I'd love to come over! I can bring the angled signpost DIY, if you're still doing this once you've finished the current queue lol


----------



## SarahSays (May 5, 2020)

Codes coming to more people soon. Just finishing a scheduled trade.


----------



## ataraxy (May 5, 2020)

If this is still going on I’d love to come! Happy to tip bells 

Name: Ismail
Island: Zenn-La


----------



## SarahSays (May 5, 2020)

Hi all,

I’m just finishing up the queue, then can take more! Include character and island names please!!

Please wait for me near the airport. Im a noob and my island doesn’t have inclines so I’ll need to take you to her using ladders.
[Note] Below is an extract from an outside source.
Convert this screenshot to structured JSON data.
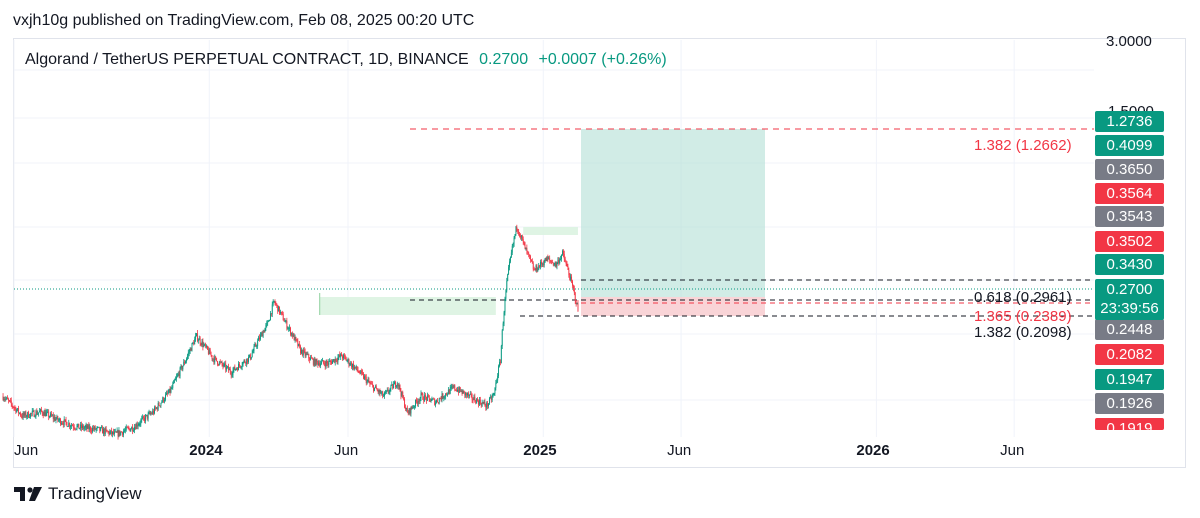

Sorry for the inconvenience.

thanks for your patience!


----------



## Penguin style (May 5, 2020)

Hi! Is it ok if I come by too?

Name:Adélie rén
Islandryxis

	Post automatically merged: May 5, 2020

*Pryxis sorry have no idea why there was an emoji


----------



## Hikari (May 5, 2020)

Name: Jordan
Town: Timber


----------



## elo-chan (May 5, 2020)

I'd love to stop by!
Name: Vivi
Island: Rakuen

I got you a ukulele and a couple angled signposts!  ^^


----------



## SarahSays (May 5, 2020)

elo-chan said:


> I'd love to stop by!
> Name: Vivi
> Island: Rakuen
> 
> I got you a ukulele and a couple angled signposts!  ^^


Thank you! Moving more quickly. Dodo to come in a few!


----------



## jynxy87 (May 5, 2020)

I would love to stop by.
Name: Kelly
Island: Quafiki


----------



## Peace Seeker (May 5, 2020)

May I come? name: Peace


----------



## SarahSays (May 5, 2020)

Caught up - let me know if anyone else is interested  Going to be on for about 20-30 more minutes!


----------



## elo-chan (May 5, 2020)

SarahSays said:


> Caught up - let me know if anyone else is interested  Going to be on for about 20-30 more minutes!


Hiya! I never received a dodo!


----------



## SarahSays (May 5, 2020)

elo-chan said:


> Hiya! I never received a dodo!


So sorry - sent


----------



## brangein (May 5, 2020)

Hihi can I come for Sahara too, will tip bells thanks!


----------



## SarahSays (May 5, 2020)

Closing up! Thanks all


----------